Your ability to save for your retirement and defer paying the taxes on that investment money until you retire is the benefit of investing into a 401k account. Very few other investments allow you that tax deferred benefit. But since all 401k plans are not designed the same, you need to learn about the basic rules before moving forward with your investment.
All 401k plans do not have the same flexibility and structure. Below you will learn about 401k plan options, 401k rules and 401k contribution limits. With this basic knowledge, you can then approach your employer about your own company’s 401k plan design.
Just remember that the 401k plan benefits of tax deferral far outweigh any obstacles in regards to the 401k plan rules. Learn about the basics so that you can have confidence when you talk with your employer about your retirement account.

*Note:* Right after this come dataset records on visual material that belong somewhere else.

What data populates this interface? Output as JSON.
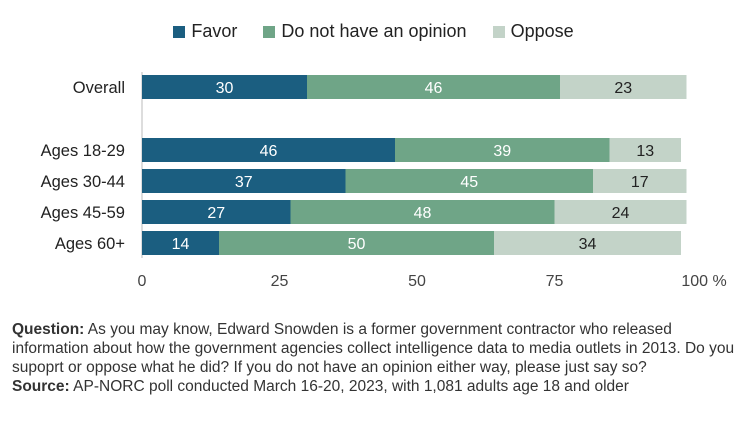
{
  "chart_data": {
    "type": "bar",
    "orientation": "horizontal",
    "stacked": true,
    "categories": [
      "Overall",
      "Ages 18-29",
      "Ages 30-44",
      "Ages 45-59",
      "Ages 60+"
    ],
    "series": [
      {
        "name": "Favor",
        "values": [
          30,
          46,
          37,
          27,
          14
        ],
        "color": "#1b5e80"
      },
      {
        "name": "Do not have an opinion",
        "values": [
          46,
          39,
          45,
          48,
          50
        ],
        "color": "#6fa587"
      },
      {
        "name": "Oppose",
        "values": [
          23,
          13,
          17,
          24,
          34
        ],
        "color": "#c3d3c8"
      }
    ],
    "label_colors": [
      "#ffffff",
      "#ffffff",
      "#222222"
    ],
    "xlim": [
      0,
      100
    ],
    "xticks": [
      "0",
      "25",
      "50",
      "75",
      "100 %"
    ],
    "legend_position": "top"
  },
  "notes": {
    "question_label": "Question:",
    "question_text": "As you may know, Edward Snowden is a former government contractor who released information about how the government agencies collect intelligence data to media outlets in 2013. Do you supoprt or oppose what he did? If you do not have an opinion either way, please just say so?",
    "source_label": "Source:",
    "source_text": "AP-NORC poll conducted March 16-20, 2023, with 1,081 adults age 18 and older"
  }
}
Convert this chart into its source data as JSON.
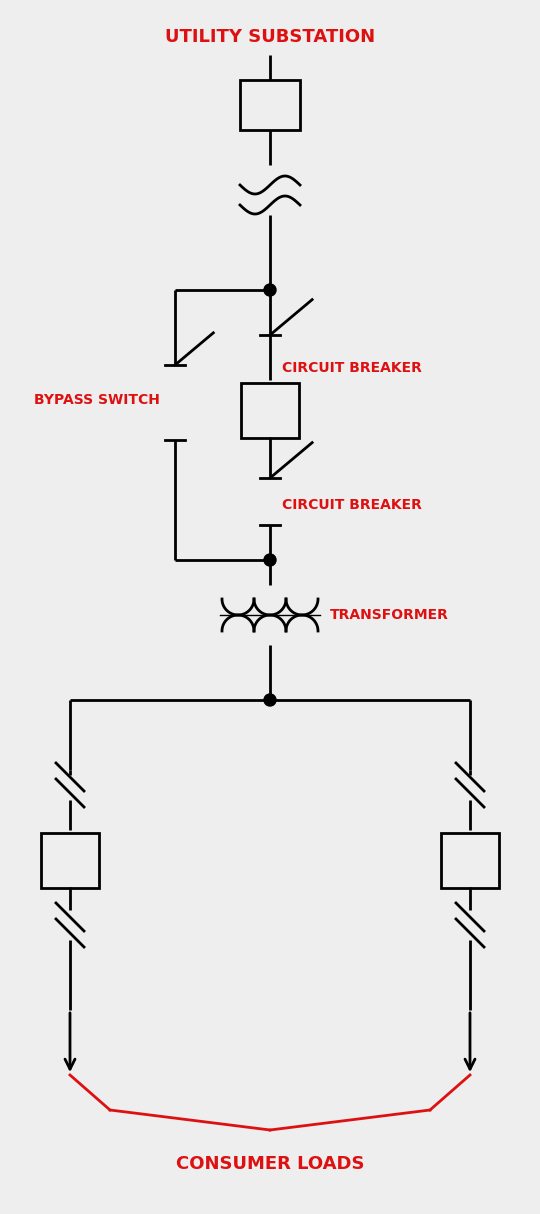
{
  "bg_color": "#eeeeee",
  "line_color": "#000000",
  "red_color": "#dd1111",
  "title_text": "UTILITY SUBSTATION",
  "cb_label": "CIRCUIT BREAKER",
  "bypass_label": "BYPASS SWITCH",
  "transformer_label": "TRANSFORMER",
  "consumer_label": "CONSUMER LOADS",
  "fig_width": 5.4,
  "fig_height": 12.14,
  "lw": 2.0
}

Your Guide To 401k Plan Basics:
401k Plan Options:
A 401k plan can be designed to include any or all of the following:
- Stock mutual funds as an investment choice
- Bond mutual funds as another investment choice
- Cash or money market
- Employer matching
- Self-directed brokerage, which is individual stock purchases
- Employer stock
- Target-date mutual funds
- Life-style mutual funds
- Automatic enrollment capabilities
- Financial educational programs
- Individual financial planning sessions
- Participant call centers
- Internet services
Your employer’s 401k plan administrator should be able to explain in detail which of the above options are built into your company’s 401k plan.
401k Plan Rules:
These rules apply to contributions, withdrawals, loans and rollovers.
401k Contribution Rules:
- The only way you can contribute to your 401k account is through payroll deductions.
- The contribution rules also apply to plan limits, see below.
Withdrawal Rules:
- At age 59 1/2 you can withdraw from your 401k plan without incurring a penalty. You will have to pay taxes on the amount of your withdrawal.
- If you make a withdrawal before 59 1/2, you incur a 10% penalty. You will have to pay taxes on the withdrawal amount.
- If you become disabled or meet the hardship qualifications, you can withdraw before 59 1/2 without incurring the 10% penalty. But you will still have to pay taxes on your withdrawal.
Loan Rules:
- Some 401k plans are designed to allow you to take a loan against your 401k balance.
- Maximum loan percentage is 50% of your vested account balance.
- Maximum loan amount cannot exceed $50,000.
Rollover Rules:
When you leave your employer, you can rollover your balance to your new employers’ 401k plan.
- You can also rollover your balance to an IRA.
- You face less risk of paying taxes and a penalty if you have the money transferred as a direct rollover or trustee-to-trustee transfer. This is where your employer works directly with the “institution” receiving your rollover vs you taking possession of the money and making the transfer yourself.
- If you take possession of the money with the intent of depositing it into your new employer’s 401k plan or an IRA, you have 60 days to make that deposit or you pay taxes on the amount plus a 10% penalty if under the age of 59 1/2.
- If you take possession of the money, your employer is required by law to withhold 20% right off the top for taxes.
401k Contribution Limits:
- For 2009 the 401k contribution limits are $16,500. If you are over the age of 50, the 401k plan limits include a catch-up contribution amount of an additional $5,500.
- For 2010, the 401k contribution limits remained the same as 2010.
- The 401k contribution limits for 2011 will remain the same as 2009 and 2010. (see above)
The 401k contribution limits are adjusted by the Department of Labor and the IRS to keep up with inflation. These limits generally change every year, but sometimes they remain the same as the previous year. To be on the safe side, double-check with your tax accountant every year on the new 401k contribution limits.
401k plan rules can be complicated so we attempted to simplify the rules, limits and plan options for you. By learning your basics you will be confident when talking with your own company’s 401k plan administrator.